One Sunday five years earlier she had left him without an explanation. One Sunday five years later she calls him to invite him to a party: a well-known artist friend of hers is celebrating her birthday by inviting as many people as the years she is turning, plus a mysterious guest, who serves as a physical metaphor for the coming year. He is offered the possibility of taking on the extravagant role. Grégoire accepts with a somber tone, devoid of enthusiasm, but meanwhile, his mind explodes with conjectures and interpretations, because this must be, inevitably, the occasion on which she will finally clarify those five years of abandonment. Grégoire finds the explanation, but it is enigmatic, a mental puzzle that gives a novelistic hope to the sad reality.
It's 1990, late September, or perhaps it's already October, anyway on the day of Michel Leiris' death, an important writer for the French, all the more for a French aspiring writer. The phone call that awakens the astonished Bouillier unleashes an avalanche of words that roll frantically, rest occasionally, then resume their run and drag the reader into a sarcastic glimpse of daily life. The story is static in its simplicity, almost nothing happens: it's the story of a mental awakening after a long period of inertia or indolence, the opportunity to resolve those five years spent without a reason, an omission sufficient to leave behind an unspecified absence of charisma, of little, if not entirely absent, self-regard.
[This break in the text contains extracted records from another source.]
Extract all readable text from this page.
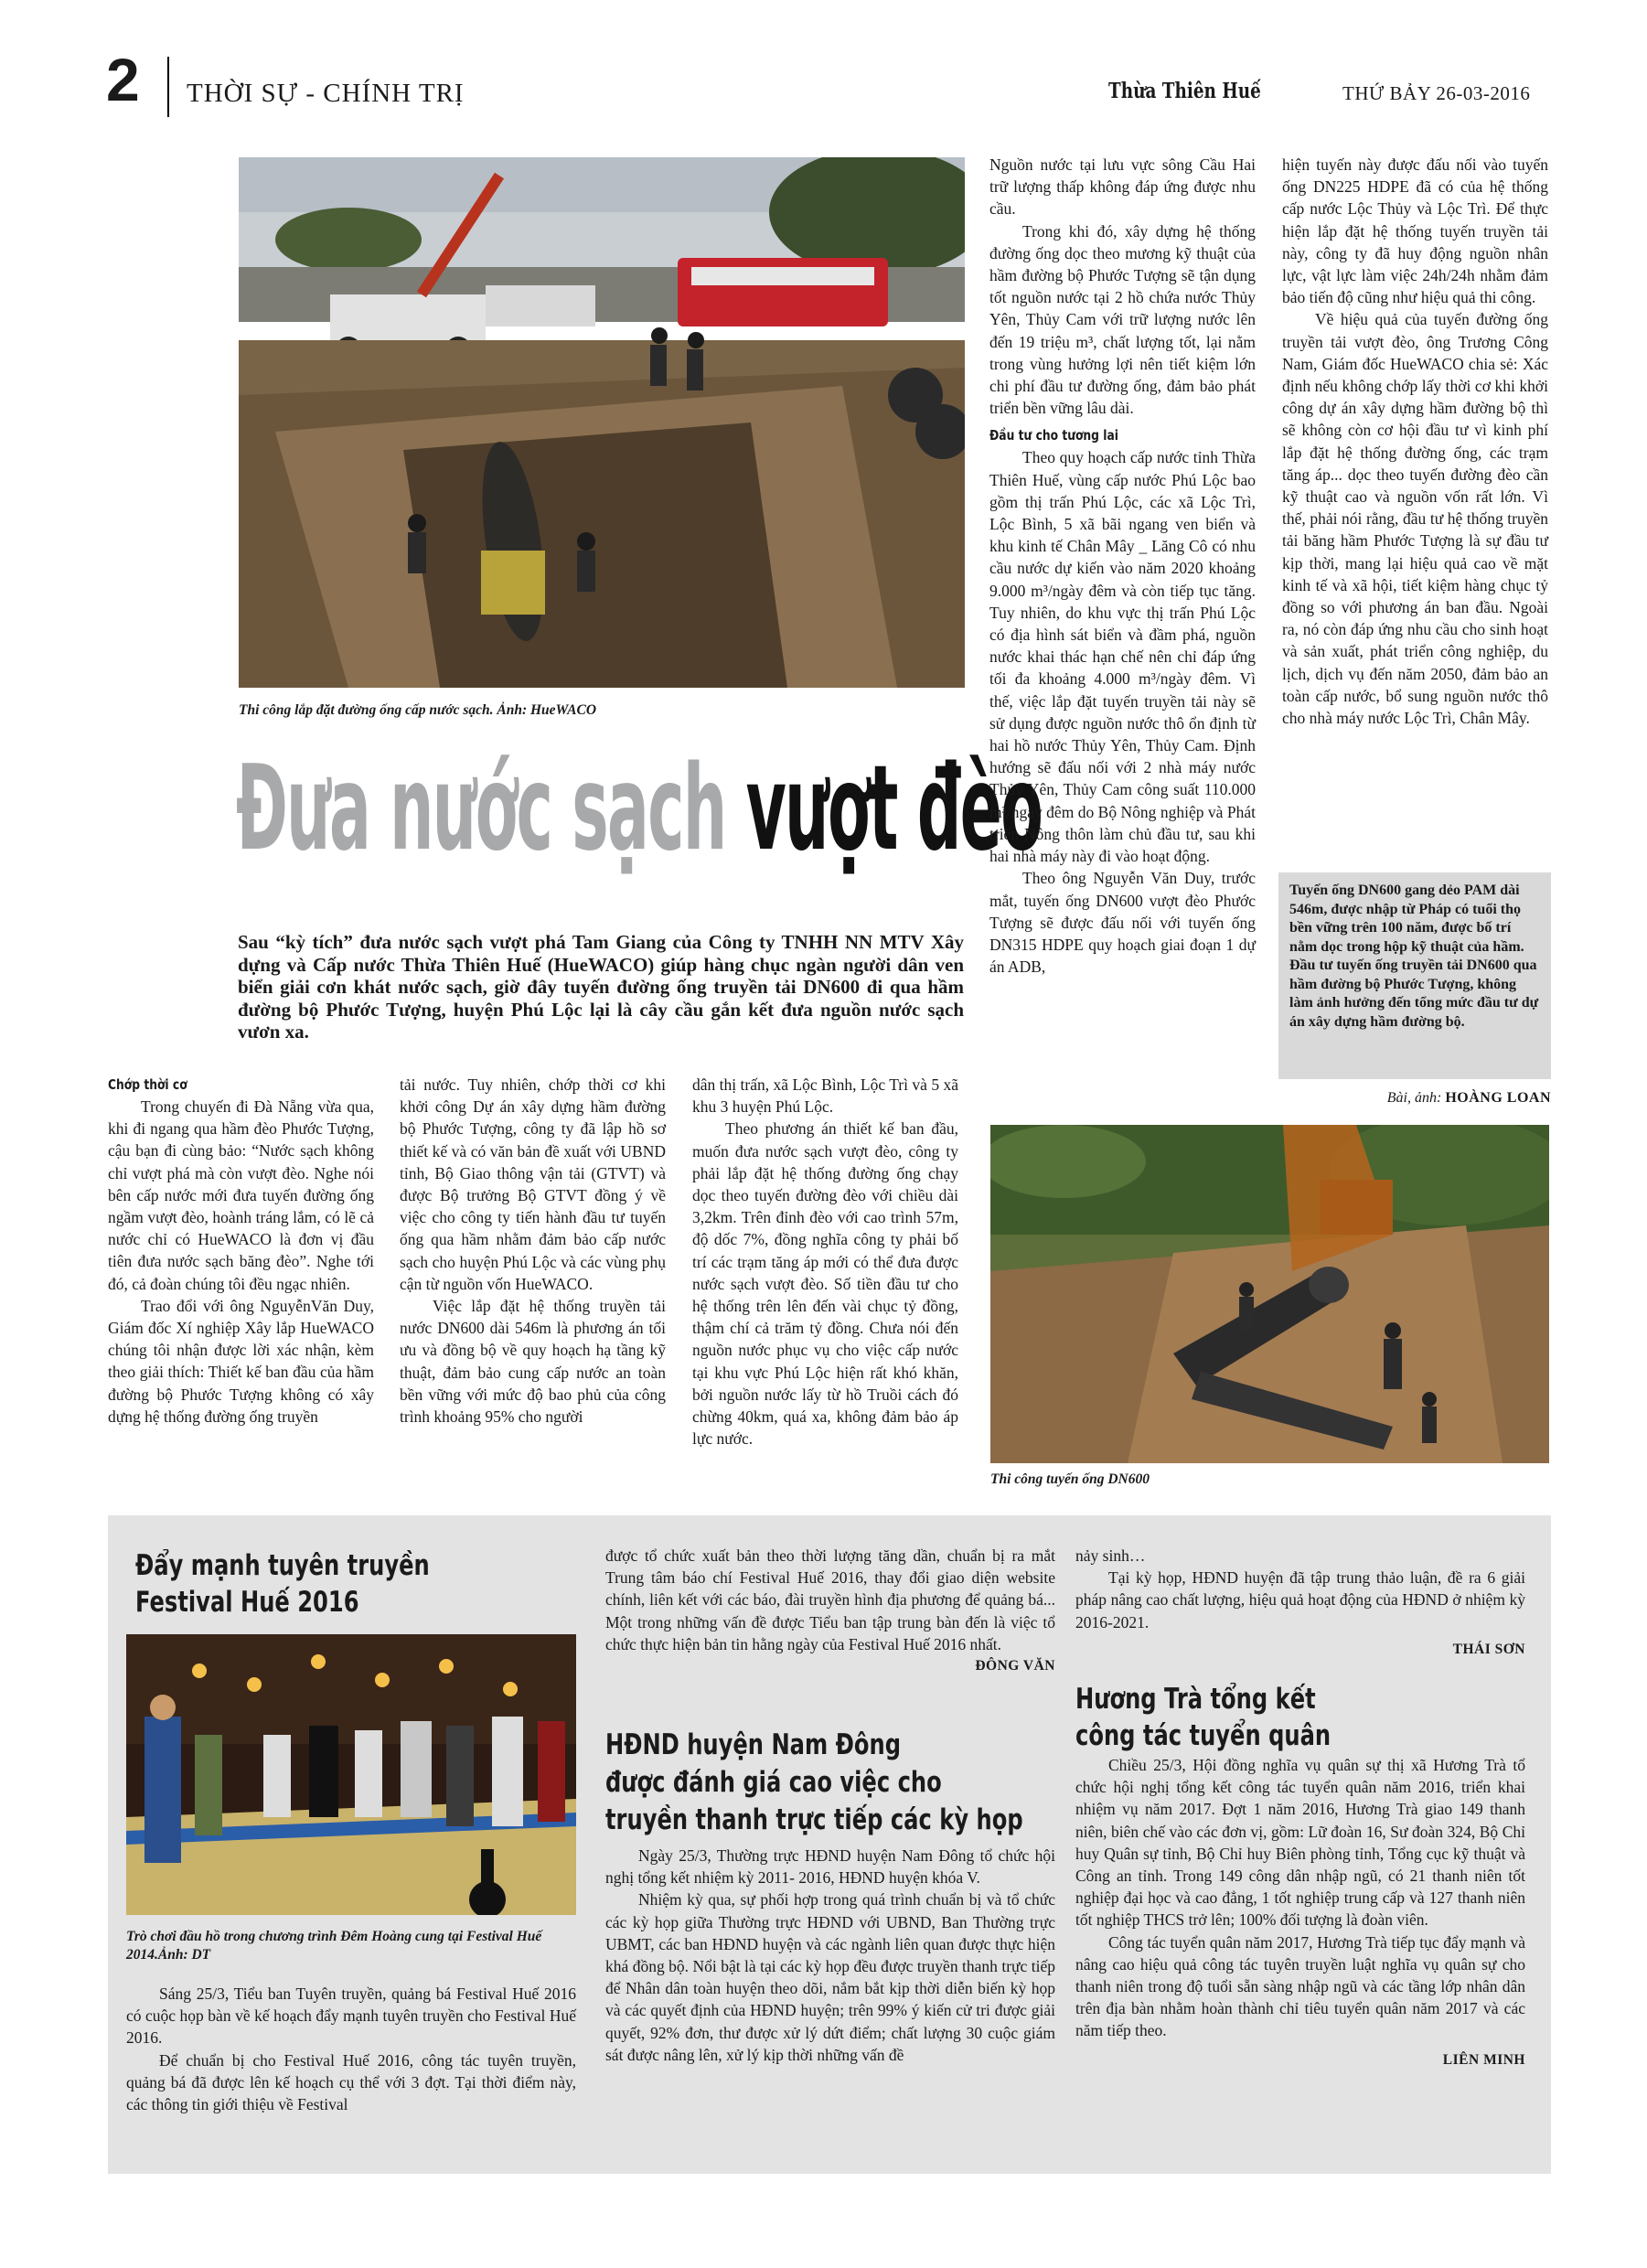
2 THỜI SỰ - CHÍNH TRỊ	Thừa Thiên Huế	THỨ BẢY 26-03-2016
Thi công lắp đặt đường ống cấp nước sạch. Ảnh: HueWACO
Đưa nước sạch vượt đèo
Sau “kỳ tích” đưa nước sạch vượt phá Tam Giang của Công ty TNHH NN MTV Xây dựng và Cấp nước Thừa Thiên Huế (HueWACO) giúp hàng chục ngàn người dân ven biển giải cơn khát nước sạch, giờ đây tuyến đường ống truyền tải DN600 đi qua hầm đường bộ Phước Tượng, huyện Phú Lộc lại là cây cầu gắn kết đưa nguồn nước sạch vươn xa.
Chớp thời cơ

Trong chuyến đi Đà Nẵng vừa qua, khi đi ngang qua hầm đèo Phước Tượng, cậu bạn đi cùng bảo: “Nước sạch không chỉ vượt phá mà còn vượt đèo. Nghe nói bên cấp nước mới đưa tuyến đường ống ngầm vượt đèo, hoành tráng lắm, có lẽ cả nước chỉ có HueWACO là đơn vị đầu tiên đưa nước sạch băng đèo”. Nghe tới đó, cả đoàn chúng tôi đều ngạc nhiên.

Trao đổi với ông NguyễnVăn Duy, Giám đốc Xí nghiệp Xây lắp HueWACO chúng tôi nhận được lời xác nhận, kèm theo giải thích: Thiết kế ban đầu của hầm đường bộ Phước Tượng không có xây dựng hệ thống đường ống truyền

tải nước. Tuy nhiên, chớp thời cơ khi khởi công Dự án xây dựng hầm đường bộ Phước Tượng, công ty đã lập hồ sơ thiết kế và có văn bản đề xuất với UBND tỉnh, Bộ Giao thông vận tải (GTVT) và được Bộ trưởng Bộ GTVT đồng ý về việc cho công ty tiến hành đầu tư tuyến ống qua hầm nhằm đảm bảo cấp nước sạch cho huyện Phú Lộc và các vùng phụ cận từ nguồn vốn HueWACO.

Việc lắp đặt hệ thống truyền tải nước DN600 dài 546m là phương án tối ưu và đồng bộ về quy hoạch hạ tầng kỹ thuật, đảm bảo cung cấp nước an toàn bền vững với mức độ bao phủ của công trình khoảng 95% cho người

dân thị trấn, xã Lộc Bình, Lộc Trì và 5 xã khu 3 huyện Phú Lộc.

Theo phương án thiết kế ban đầu, muốn đưa nước sạch vượt đèo, công ty phải lắp đặt hệ thống đường ống chạy dọc theo tuyến đường đèo với chiều dài 3,2km. Trên đỉnh đèo với cao trình 57m, độ dốc 7%, đồng nghĩa công ty phải bố trí các trạm tăng áp mới có thể đưa được nước sạch vượt đèo. Số tiền đầu tư cho hệ thống trên lên đến vài chục tỷ đồng, thậm chí cả trăm tỷ đồng. Chưa nói đến nguồn nước phục vụ cho việc cấp nước tại khu vực Phú Lộc hiện rất khó khăn, bởi nguồn nước lấy từ hồ Truồi cách đó chừng 40km, quá xa, không đảm bảo áp lực nước.

Nguồn nước tại lưu vực sông Cầu Hai trữ lượng thấp không đáp ứng được nhu cầu.

Trong khi đó, xây dựng hệ thống đường ống dọc theo mương kỹ thuật của hầm đường bộ Phước Tượng sẽ tận dụng tốt nguồn nước tại 2 hồ chứa nước Thủy Yên, Thủy Cam với trữ lượng nước lên đến 19 triệu m³, chất lượng tốt, lại nằm trong vùng hưởng lợi nên tiết kiệm lớn chi phí đầu tư đường ống, đảm bảo phát triển bền vững lâu dài.

Đầu tư cho tương lai

Theo quy hoạch cấp nước tỉnh Thừa Thiên Huế, vùng cấp nước Phú Lộc bao gồm thị trấn Phú Lộc, các xã Lộc Trì, Lộc Bình, 5 xã bãi ngang ven biển và khu kinh tế Chân Mây _ Lăng Cô có nhu cầu nước dự kiến vào năm 2020 khoảng 9.000 m³/ngày đêm và còn tiếp tục tăng. Tuy nhiên, do khu vực thị trấn Phú Lộc có địa hình sát biển và đầm phá, nguồn nước khai thác hạn chế nên chỉ đáp ứng tối đa khoảng 4.000 m³/ngày đêm. Vì thế, việc lắp đặt tuyến truyền tải này sẽ sử dụng được nguồn nước thô ổn định từ hai hồ nước Thủy Yên, Thủy Cam. Định hướng sẽ đấu nối với 2 nhà máy nước Thủy Yên, Thủy Cam công suất 110.000 m³/ngày đêm do Bộ Nông nghiệp và Phát triển Nông thôn làm chủ đầu tư, sau khi hai nhà máy này đi vào hoạt động.

Theo ông Nguyễn Văn Duy, trước mắt, tuyến ống DN600 vượt đèo Phước Tượng sẽ được đấu nối với tuyến ống DN315 HDPE quy hoạch giai đoạn 1 dự án ADB,

hiện tuyến này được đấu nối vào tuyến ống DN225 HDPE đã có của hệ thống cấp nước Lộc Thủy và Lộc Trì. Để thực hiện lắp đặt hệ thống tuyến truyền tải này, công ty đã huy động nguồn nhân lực, vật lực làm việc 24h/24h nhằm đảm bảo tiến độ cũng như hiệu quả thi công.

Về hiệu quả của tuyến đường ống truyền tải vượt đèo, ông Trương Công Nam, Giám đốc HueWACO chia sẻ: Xác định nếu không chớp lấy thời cơ khi khởi công dự án xây dựng hầm đường bộ thì sẽ không còn cơ hội đầu tư vì kinh phí lắp đặt hệ thống đường ống, các trạm tăng áp... dọc theo tuyến đường đèo cần kỹ thuật cao và nguồn vốn rất lớn. Vì thế, phải nói rằng, đầu tư hệ thống truyền tải băng hầm Phước Tượng là sự đầu tư kịp thời, mang lại hiệu quả cao về mặt kinh tế và xã hội, tiết kiệm hàng chục tỷ đồng so với phương án ban đầu. Ngoài ra, nó còn đáp ứng nhu cầu cho sinh hoạt và sản xuất, phát triển công nghiệp, du lịch, dịch vụ đến năm 2050, đảm bảo an toàn cấp nước, bổ sung nguồn nước thô cho nhà máy nước Lộc Trì, Chân Mây.

Tuyến ống DN600 gang dẻo PAM dài 546m, được nhập từ Pháp có tuổi thọ bền vững trên 100 năm, được bố trí nằm dọc trong hộp kỹ thuật của hầm. Đầu tư tuyến ống truyền tải DN600 qua hầm đường bộ Phước Tượng, không làm ảnh hưởng đến tổng mức đầu tư dự án xây dựng hầm đường bộ.
Bài, ảnh: HOÀNG LOAN
Thi công tuyến ống DN600
Đẩy mạnh tuyên truyền
Festival Huế 2016
Trò chơi đầu hồ trong chương trình Đêm Hoàng cung tại Festival Huế 2014.Ảnh: DT

Sáng 25/3, Tiểu ban Tuyên truyền, quảng bá Festival Huế 2016 có cuộc họp bàn về kế hoạch đẩy mạnh tuyên truyền cho Festival Huế 2016.

Để chuẩn bị cho Festival Huế 2016, công tác tuyên truyền, quảng bá đã được lên kế hoạch cụ thể với 3 đợt. Tại thời điểm này, các thông tin giới thiệu về Festival

được tổ chức xuất bản theo thời lượng tăng dần, chuẩn bị ra mắt Trung tâm báo chí Festival Huế 2016, thay đổi giao diện website chính, liên kết với các báo, đài truyền hình địa phương để quảng bá... Một trong những vấn đề được Tiểu ban tập trung bàn đến là việc tổ chức thực hiện bản tin hằng ngày của Festival Huế 2016 nhất.

ĐÔNG VĂN
HĐND huyện Nam Đông
được đánh giá cao việc cho
truyền thanh trực tiếp các kỳ họp

Ngày 25/3, Thường trực HĐND huyện Nam Đông tổ chức hội nghị tổng kết nhiệm kỳ 2011- 2016, HĐND huyện khóa V.

Nhiệm kỳ qua, sự phối hợp trong quá trình chuẩn bị và tổ chức các kỳ họp giữa Thường trực HĐND với UBND, Ban Thường trực UBMT, các ban HĐND huyện và các ngành liên quan được thực hiện khá đồng bộ. Nổi bật là tại các kỳ họp đều được truyền thanh trực tiếp để Nhân dân toàn huyện theo dõi, nắm bắt kịp thời diễn biến kỳ họp và các quyết định của HĐND huyện; trên 99% ý kiến cử tri được giải quyết, 92% đơn, thư được xử lý dứt điểm; chất lượng 30 cuộc giám sát được nâng lên, xử lý kịp thời những vấn đề

nảy sinh…

Tại kỳ họp, HĐND huyện đã tập trung thảo luận, đề ra 6 giải pháp nâng cao chất lượng, hiệu quả hoạt động của HĐND ở nhiệm kỳ 2016-2021.

THÁI SƠN
Hương Trà tổng kết
công tác tuyển quân

Chiều 25/3, Hội đồng nghĩa vụ quân sự thị xã Hương Trà tổ chức hội nghị tổng kết công tác tuyển quân năm 2016, triển khai nhiệm vụ năm 2017. Đợt 1 năm 2016, Hương Trà giao 149 thanh niên, biên chế vào các đơn vị, gồm: Lữ đoàn 16, Sư đoàn 324, Bộ Chỉ huy Quân sự tỉnh, Bộ Chỉ huy Biên phòng tỉnh, Tổng cục kỹ thuật và Công an tỉnh. Trong 149 công dân nhập ngũ, có 21 thanh niên tốt nghiệp đại học và cao đẳng, 1 tốt nghiệp trung cấp và 127 thanh niên tốt nghiệp THCS trở lên; 100% đối tượng là đoàn viên.

Công tác tuyển quân năm 2017, Hương Trà tiếp tục đẩy mạnh và nâng cao hiệu quả công tác tuyên truyền luật nghĩa vụ quân sự cho thanh niên trong độ tuổi sẵn sàng nhập ngũ và các tầng lớp nhân dân trên địa bàn nhằm hoàn thành chỉ tiêu tuyển quân năm 2017 và các năm tiếp theo.

LIÊN MINH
There's a bit of reluctance, the invitation has its fair share of bizarreness, a party of strangers at the house of an artist who seems well-known to others, but not to him. But Grégoire is a writer and must use simple occasions to create literature and not only that, at a certain point he realizes that his story seems like a transposition of Mrs. Dalloway, he is experiencing the same things as the protagonists of that book. Perhaps it's not true, perhaps it's just a device to give his life the flavor of an exemplary novel (and to pay homage to Virginia Woolf). But Bouillier follows the convoluted instincts of his emotions and finally arrives, along with that expensive 1964 Margaux, the gift for the artist, to give a happy twist to his apathetic existence.
It's a simple, entertaining book, with a lot of delicious jokes and an original and captivating style. If you like Woody Allen, you can't go wrong, and if you have a slightly retro taste, you will also be captivated by the typographic appearance (in a pocket edition, don't worry) that Isbn gives to this little pièce d'auteur.